それで、少しづつ大きくなって来る彼女のアヒルボートに、僕は少し息を飲んだ。果たして僕は彼女に近づいて良いのだろうか?今更ながらそんなことを思う。だが、もう彼女のアヒルボートは目と鼻の先ほどの場所にあった。だから僕はもう覚悟を決めたように、そのアヒルボートに「稲芽」と彼女の名を呼んだ。するとそのアヒルボートのワンピースが少しフワッとゆらめいだ。そのワンピースを纏った彼女の顔は、静かに僕を向くなり、すごく自然な笑顔を見せていた。僕も同じく、自然に笑顔を浮かべていた。
「路斗………。会えた。私、もう会えないかと思っていたのに」
「それはこっちの台詞さ。何でメールアドレスを変えたのをいってくれなかったんだ」
そう僕が言うと、彼女は少し下を向いた。
「ちょっとね、前の仕事でさ、へんな男の人に付きまとわれちゃって。それで私会社を止めてしまったの。その時メールアドレスを変えたんだけれども、路斗に私、ずっと連絡されてないし嫌われているんじゃないかって思って、縁を切ろうと思ったの」そういうなり、彼女はへんてこな笑顔を浮かべる。
「全く、それも僕の台詞だ。僕は君が遠ざかっていくような気がして、連絡を取れなかった」
「私、本当は会いたかったんだよ」彼女がそう呟くと、僕も大声をあげて言う。
「僕だってそうだ。なんだかバカらしいね、両思いだのに、どっちも嫌われただなんて思ってたなんて」そういうなり頭を掻いた。
「ううん。私たちっぽいよ。自分達で自分達の縁を気持ち違いで4年間も切っていたなんて」そう言うなり彼女は不意に泣き出した。その彼女を見て、僕はふと呟いた。
「僕らはまた会えた。それだけでいいさ」
それで僕は少し気になったことを聞いてみる。
「でもなんで、支笏湖に来ているの?」そう訪ねると彼女は涙を抑えながら喋り始めた。
「私、路斗にここを教えてもらってから、ここの景色に恋をしてしまったの。だからさ、ふと来てしまうんだ。たまにさ」
「僕もふと来てしまう。やっぱりこの場所が好きなんだ。だけどね、やっぱり怖いなとも思う。自然に一人ボッチになるのは」そう言うなり、僕は彼女のアヒルボートへと手を差し出した。すると彼女は僕の手を握り返して来てくれた。

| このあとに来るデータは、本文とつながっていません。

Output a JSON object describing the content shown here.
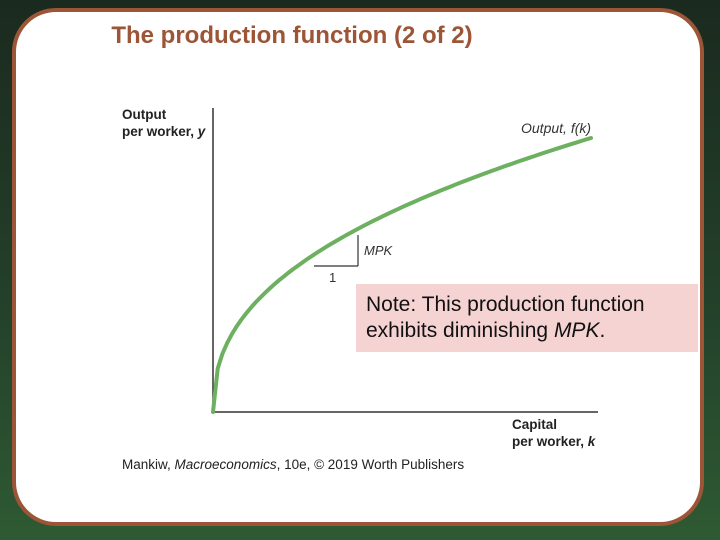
{
  "slide": {
    "title": "The production function (2 of 2)"
  },
  "figure": {
    "y_axis_label_line1": "Output",
    "y_axis_label_line2": "per worker, ",
    "y_axis_var": "y",
    "x_axis_label_line1": "Capital",
    "x_axis_label_line2": "per worker, ",
    "x_axis_var": "k",
    "curve_label_prefix": "Output, ",
    "curve_label_func": "f(k)",
    "slope_run_label": "1",
    "slope_rise_label": "MPK",
    "curve_color": "#6db060",
    "credit_author": "Mankiw, ",
    "credit_book": "Macroeconomics",
    "credit_rest": ", 10e, © 2019 Worth Publishers"
  },
  "note": {
    "text_line1": "Note: This production function",
    "text_line2_prefix": "exhibits diminishing ",
    "text_line2_emph": "MPK",
    "text_line2_suffix": "."
  }
}
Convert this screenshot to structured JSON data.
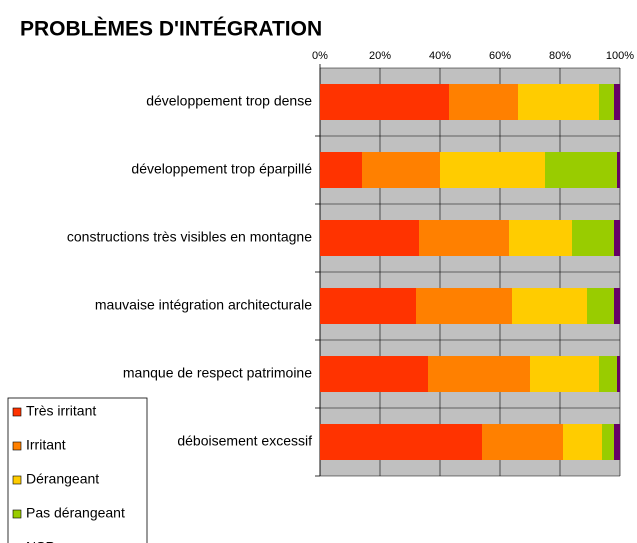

「そうだよね。きっと、私たちが恋人を探す理由は、自然の神秘に打ち勝って、自然が美しいと思えるためにあるのだと思う」
「なんか深いね」
「実際そうだと思う。こうやって湖面に一人でアヒルボートを漕いでたら、神秘的だけど、なんか怖く感じるんだもの」そう言うなり、彼女は更に力を加えて僕を握る。「けれど、君がいると、湖はただただ美しく感じる」そういった彼女は、とても透き通った笑顔をしていた。僕はだから、その笑顔に吊られて笑った。
「僕も。君がいると、この場所は怖いと言うよりも、より一層美しく、雄大に見える」そう言うと僕は彼女の手をまた力強く握り返した。
支笏湖の景色に言葉は要らない。それと同様、僕らの恋に言葉は要らないのだ。もう一生会えないと思っていた彼女にこうやってふと巡り会えたのだから。だけど、この手を離したらダメだと言うことを知った。彼女が僕を嫌いだと言うまでは、例え恋の弱虫病が発症したとしても、この手だけは強く握りしめていないといけない。
そう思ったあの日の秋。僕はその日を忘れはしない。手を握り続けたお陰で、僕たちは言葉の会話が下手くそだったけど、ちゃんとしたコミュニケーションが出来たのだから。
この世界に屈しない、家庭が出来上がっていったのだから。